At the Relief India Trust, we have seen many such incidents wherein the human rights are blatantly violated and people are bought and sold like commodities. Well, it may not be done as openly in a market, like it used to happen about a 100 years back, but it does happen. Now it happens in the comfort of a home where no prying eyes can see what is going on. There are many people who earn a livelihood by just trading people; they consider themselves as legitimate businessmen. Unfortunately, by the time we at the Relief India Trust intervene, the main players are long gone.

The people who are left behind are either the smaller pawns of this big game or the people who are bought and sold. They do not have much answer left to give. Most of them tell us that they came from poverty and their parents did not have any money to even feed them, after that they were sold to someone their family knew. They would be sold with the promise of a job; however, when they come over, the story becomes different. The children no matter what their age is, are sold for doing household chores and prostitution.

I remember this one story of a girl who came to us at Relief India Trust. She was sold by her stepfather to a middleman, who then sold her to a couple. The couple was  working for MNC and needed a maid to clean and do household chores. The girl was a little older than 9 and was made to do all the work around the house. And if they considered that her cleaning was not good, then she would be beaten and locked up without food and water.

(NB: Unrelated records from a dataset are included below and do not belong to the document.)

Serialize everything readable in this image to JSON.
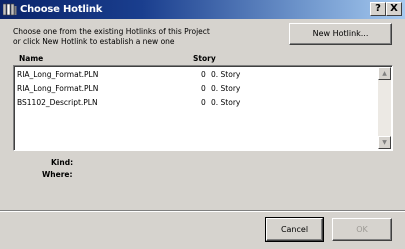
{
  "window": {
    "title": "Choose Hotlink"
  },
  "titlebar": {
    "help_label": "?",
    "close_label": "X"
  },
  "instructions": {
    "line1": "Choose one from the existing Hotlinks of this Project",
    "line2": "or click New Hotlink to establish a new one"
  },
  "buttons": {
    "new_hotlink": "New Hotlink...",
    "cancel": "Cancel",
    "ok": "OK"
  },
  "list": {
    "headers": {
      "name": "Name",
      "story": "Story"
    },
    "rows": [
      {
        "name": "RIA_Long_Format.PLN",
        "story_num": "0",
        "story_name": "0. Story"
      },
      {
        "name": "RIA_Long_Format.PLN",
        "story_num": "0",
        "story_name": "0. Story"
      },
      {
        "name": "BS1102_Descript.PLN",
        "story_num": "0",
        "story_name": "0. Story"
      }
    ]
  },
  "details": {
    "kind_label": "Kind:",
    "where_label": "Where:"
  },
  "scrollbar": {
    "up_icon": "scroll-up-arrow",
    "down_icon": "scroll-down-arrow"
  }
}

When we found her it was almost 4 years that she had survived this torture. Now that she was older the women even forced her husband into raping this young girl. She had nowhere to go and so she silently put up with the torture, till one day a friend of the couple found out about this ordeal. He then contacted the police and that was how the girl was rescued. Now tell me does education have anything to do with how people treat each other? It is time that we should take a stand for the rights of people who cannot speak for themselves and help them out.